Qualche riflessione sulle resistenze degli uomini quando si tratta di cedere il posto alle donne, in tram o al Colle. E un'annotazione su un paio di candidature interessanti: Emma Bonino e Gianna Nannini

C’è un dibattito, non si sa se più buffo o più rivelatore. L’appello di donne a eleggere una donna alla presidenza della Repubblica viene criticato, da uomini con attaccamento e specialmente da alcune donne, come se auspicasse che sia eletta “una donna purchessia”. “Fate i nomi”, intimano critici e critiche. Certo, nomi di candidati maschi vengono fatti, e non si trovano appelli a eleggere un uomo. Eleggere un uomo è “naturale”, tant’è vero che lo si è sempre fatto. Un senso implicito è che ci si augura che sia eletto Tizio o Caio, purché non sia una donna. La lingua e il linguaggio sono le trincee decisive della resistenza, tanto più accanita quanto dissimulata, degli uomini a cedere il posto alle donne, in tram o al Quirinale. Intanto, voglio annotare un paio di modi molto eleganti (elegante è aggettivo che si riserva alle donne e ai teoremi matematici) di pronunciarsi sulla propria candidatura da parte di donne con nome e cognome.

Una è Emma Bonino, che candidata da un paio di partiti alleati, ha declinato così: “Ho detto che non sono disponibile e che c’è nella vita un tempo per ogni cosa, il mio tempo era venticinque anni fa. C’è bisogno però che anche qualche amica si faccia avanti con il rischio di vedersi sbattere la porta in faccia – io ancora ne porto i cerotti – perché nessuno le coopterà per gentilezza”. 

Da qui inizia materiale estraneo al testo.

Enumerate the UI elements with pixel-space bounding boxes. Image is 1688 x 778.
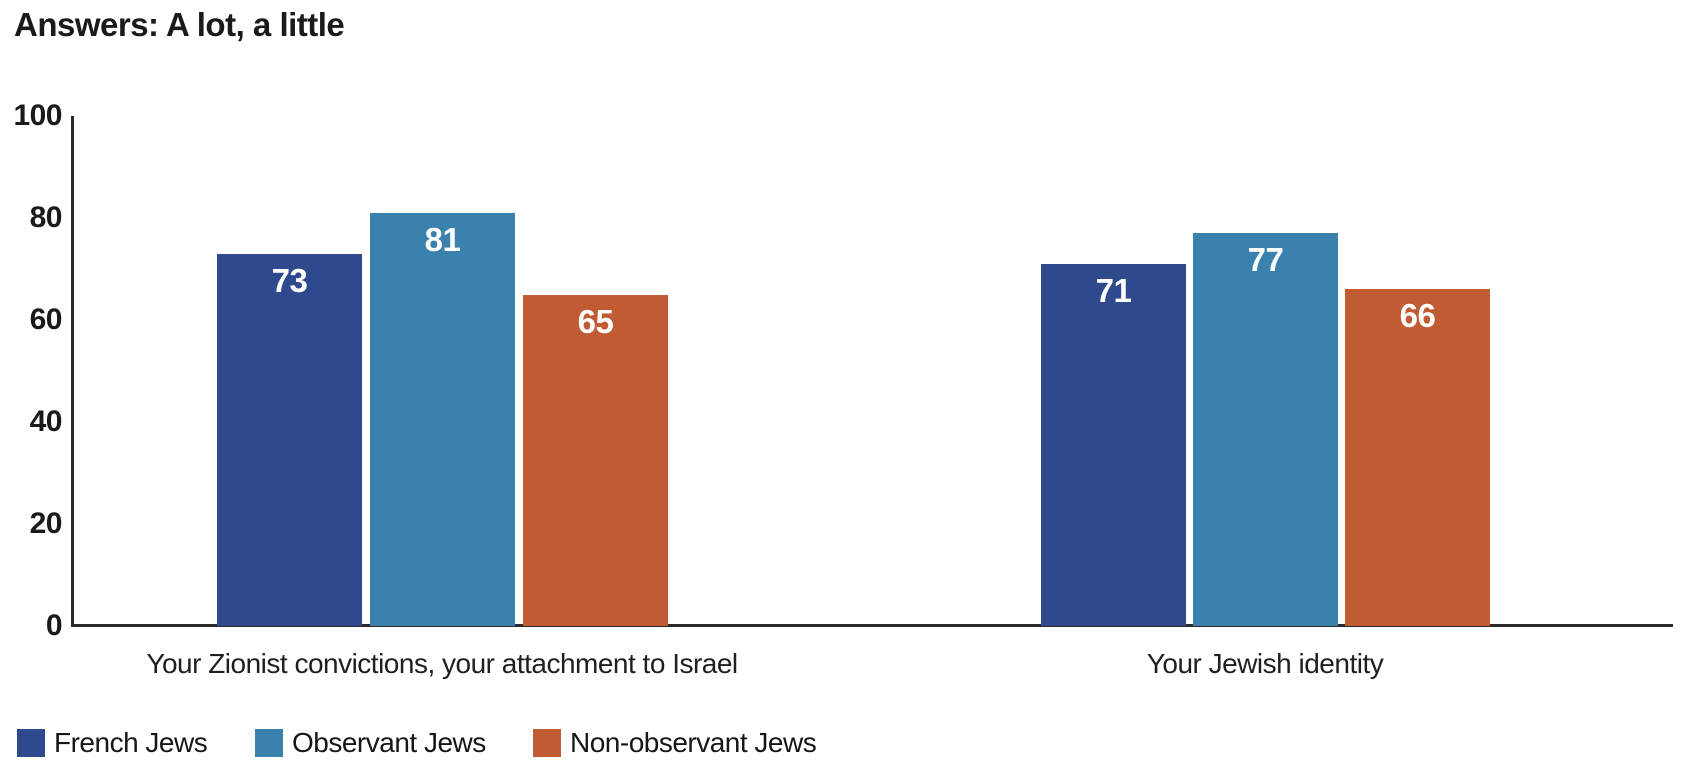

L’altra è Gianna Nannini, che qualche giorno fa si è candidata con un video di 15 secondi su Instagram: “Colgo quest’occasione di una voce al femminile e mi candido ufficialmente alla presidenza della Repubblica italiana”. Non ha detto perché si candida, per quali qualità pensa di poter essere una buona presidente. Ha un curriculum, è noto. L’onere della prova spetta agli altri.